Restorasyon çalışmalarında, Venedik Tüzüğü kriterlerinin geçerli olduğuna değinen Doç. Dr., Doksanaltı şöyle devam etti: “Şartlardan biri, var olan malzemenin oranıdır. Belli oranda bu malzemenin bulunması gerekir. Tamamlama yapılacaksa, orijinal malzemeden, örneğin mermerin bir-iki ton farkı olmalıdır. Veya restore edilen yer ile orijinal olan yer arasında ince bir bordür yapılmalıdır ki, fark bilinsin. Bire bir aynısı kullanılamaz. Burada gerekçe, antik dönemde yapılan bir eseri, 2 bin yıl sonra restore ederken, yeni yapılan uygulama ile orijinalinin arasındaki farkı gösterebilmektir. 100 yıl sonra insanlar buraya geldiklerinde, hangisi antik dönemde, hangisi 21’inci yüzyılda yapılmış bilebilmelidir. Yoksa bire bir yapmak mümkün, çünkü elimizde bu teknoloji artık var. Aynısını birebir yapabiliriz ama farklılık yok olur.”

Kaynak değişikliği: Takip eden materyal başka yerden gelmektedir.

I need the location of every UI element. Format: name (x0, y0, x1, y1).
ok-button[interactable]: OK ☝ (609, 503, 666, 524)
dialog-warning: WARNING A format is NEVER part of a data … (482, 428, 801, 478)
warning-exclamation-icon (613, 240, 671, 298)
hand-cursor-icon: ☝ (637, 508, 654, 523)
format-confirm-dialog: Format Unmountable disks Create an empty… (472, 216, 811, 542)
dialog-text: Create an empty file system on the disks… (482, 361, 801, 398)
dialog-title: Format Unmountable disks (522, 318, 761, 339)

‘Telaşlanmaya hiç gerek yok’
Kamuoyundaki tartışmanın restorasyonda kullanılan mermerle orijinal mermer arasındaki renk uyuşmazlığından kaynaklandığının altını çizen Doç. Dr. Doksanaltı, “Telaşlanmaya hiç gerek yok. Mermer zaten birkaç yıl içerisinde, yağmurun, güneşin, fırtınaların etkisiyle kararmaya başlayacaktır. Antik dönem uygulamasında ilk yapıldığında hatlar keskindi. İnsanlar üzerinde yürüyüp; oturdukça mermerin yüzeyi aşınır. Bu yaşanmışlığı gösterir” dedi.

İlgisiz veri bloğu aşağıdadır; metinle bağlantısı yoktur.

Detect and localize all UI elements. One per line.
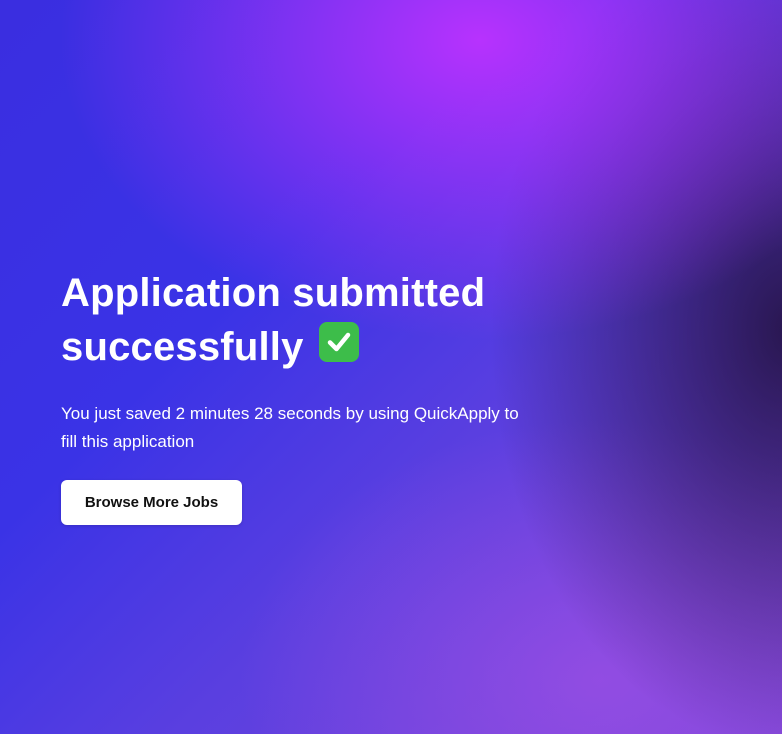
page-title: Application submitted successfully	[61, 266, 581, 374]
title-line-1: Application submitted	[61, 271, 486, 315]
confirmation-panel: Application submitted successfully You j…	[61, 266, 581, 525]
title-line-2: successfully	[61, 325, 304, 369]
browse-more-jobs-button[interactable]: Browse More Jobs	[61, 480, 242, 525]
check-mark-icon	[318, 322, 359, 362]
time-saved-message: You just saved 2 minutes 28 seconds by u…	[61, 404, 519, 451]
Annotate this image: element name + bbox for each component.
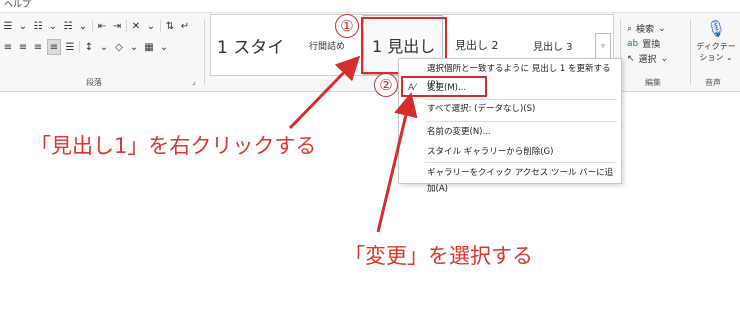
- callout-right-click-heading1: 「見出し1」を右クリックする: [30, 134, 317, 158]
- annotation-arrows: [288, 55, 418, 233]
- callout-select-modify: 「変更」を選択する: [344, 244, 533, 268]
- arrow-to-heading1: [288, 55, 361, 130]
- arrow-to-modify: [376, 92, 418, 233]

‘Mermer eskitilerek kullanılabilirdi’
Mermerin eskitilerek kullanılmasıyla ilgili bir soru üzerine Doç. Dr. Doksanaltı, “Bu konu değerlendirilebilir. Kamuoyunun tepkilerinden uzak kalabilmek adına, mermerde eskitme yapılabilir. Ancak çok zorunlu değil. Sadece Türkiye’de değil, Yunanistan’da, İtalya’da restorasyonlar benzer şekilde yapılıyor. Ancak oralarda bu tür tartışmalar yoktur. Çünkü insanlar zaten bunu anlamış ve algılamışlardır” diye konuştu.